Java Web Start security dialogs with Java 7 update 51

4
votes

I build a Java Web Start application signed with a valid certificate.

When I star the application the security dialog appear correctly as show in this figure

http://www.java.com/en/img/download/trusted_signed.jpg

My issue is about the "do not show again" checkbox.

If the attributes href are present in the jnlp tag of the jnlp file the checkbox appear.

If the attribute are not present, the checkbox doesn't appear and the run needs to be confirmed every time.

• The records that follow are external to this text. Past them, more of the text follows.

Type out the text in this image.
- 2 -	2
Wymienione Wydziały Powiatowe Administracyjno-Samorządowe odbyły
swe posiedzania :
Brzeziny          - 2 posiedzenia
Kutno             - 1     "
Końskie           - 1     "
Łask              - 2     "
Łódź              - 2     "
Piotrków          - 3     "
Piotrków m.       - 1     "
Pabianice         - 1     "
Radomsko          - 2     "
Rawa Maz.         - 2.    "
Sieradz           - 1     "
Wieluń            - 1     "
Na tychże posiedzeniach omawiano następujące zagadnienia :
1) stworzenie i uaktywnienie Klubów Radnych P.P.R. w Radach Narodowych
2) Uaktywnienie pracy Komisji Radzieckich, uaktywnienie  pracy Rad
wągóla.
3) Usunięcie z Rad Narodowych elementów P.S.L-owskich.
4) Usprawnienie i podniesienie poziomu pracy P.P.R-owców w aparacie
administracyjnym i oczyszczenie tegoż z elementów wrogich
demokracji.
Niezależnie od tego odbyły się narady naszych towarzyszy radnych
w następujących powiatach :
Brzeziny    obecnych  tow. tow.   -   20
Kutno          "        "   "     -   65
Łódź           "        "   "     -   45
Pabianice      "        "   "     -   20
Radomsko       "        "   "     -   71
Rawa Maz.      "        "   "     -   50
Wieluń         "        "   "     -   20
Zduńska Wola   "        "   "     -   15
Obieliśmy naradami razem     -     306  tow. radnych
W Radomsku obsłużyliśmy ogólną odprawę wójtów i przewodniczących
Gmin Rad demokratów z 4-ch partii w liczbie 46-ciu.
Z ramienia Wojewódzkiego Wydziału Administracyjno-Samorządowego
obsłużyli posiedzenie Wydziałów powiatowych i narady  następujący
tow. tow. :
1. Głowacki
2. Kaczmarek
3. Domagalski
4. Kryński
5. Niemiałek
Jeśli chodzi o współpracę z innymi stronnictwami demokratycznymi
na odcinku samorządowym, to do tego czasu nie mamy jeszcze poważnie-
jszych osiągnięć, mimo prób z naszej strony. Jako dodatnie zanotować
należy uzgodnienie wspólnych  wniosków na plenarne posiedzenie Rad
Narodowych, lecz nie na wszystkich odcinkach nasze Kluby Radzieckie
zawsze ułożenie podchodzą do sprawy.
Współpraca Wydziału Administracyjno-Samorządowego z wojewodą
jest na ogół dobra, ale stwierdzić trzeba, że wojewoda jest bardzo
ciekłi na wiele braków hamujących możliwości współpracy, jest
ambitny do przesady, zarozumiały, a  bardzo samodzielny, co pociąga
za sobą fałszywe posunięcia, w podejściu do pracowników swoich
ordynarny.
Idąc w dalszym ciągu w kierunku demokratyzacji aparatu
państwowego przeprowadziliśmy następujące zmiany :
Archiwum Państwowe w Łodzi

(Example: < jnlp spec="1.0+" codebase="http://docs.oracle.com/javase/tutorialJWS/samples/deployment/webstart_ComponentArch_DynamicTreeDemo" href="dynamictree_webstart.jnlp">

)

This is a problem because my jnlp file is under a password protected directory and if href is specified, the Java Web Start application try to retrieve it as the other resources. ( result in access denied because only the browser session is authenticated and the run fails)

The documentation at Deploying a Java Web Start Application said:

The codebase and href attributes are optional when deploying Java Web Start applications that will run on at least the Java SE 6 update 18 release or later. You must specify the codebase and href attributes when deploying Java Web Start applications that will run with previous releases of the Java Runtime Environment software.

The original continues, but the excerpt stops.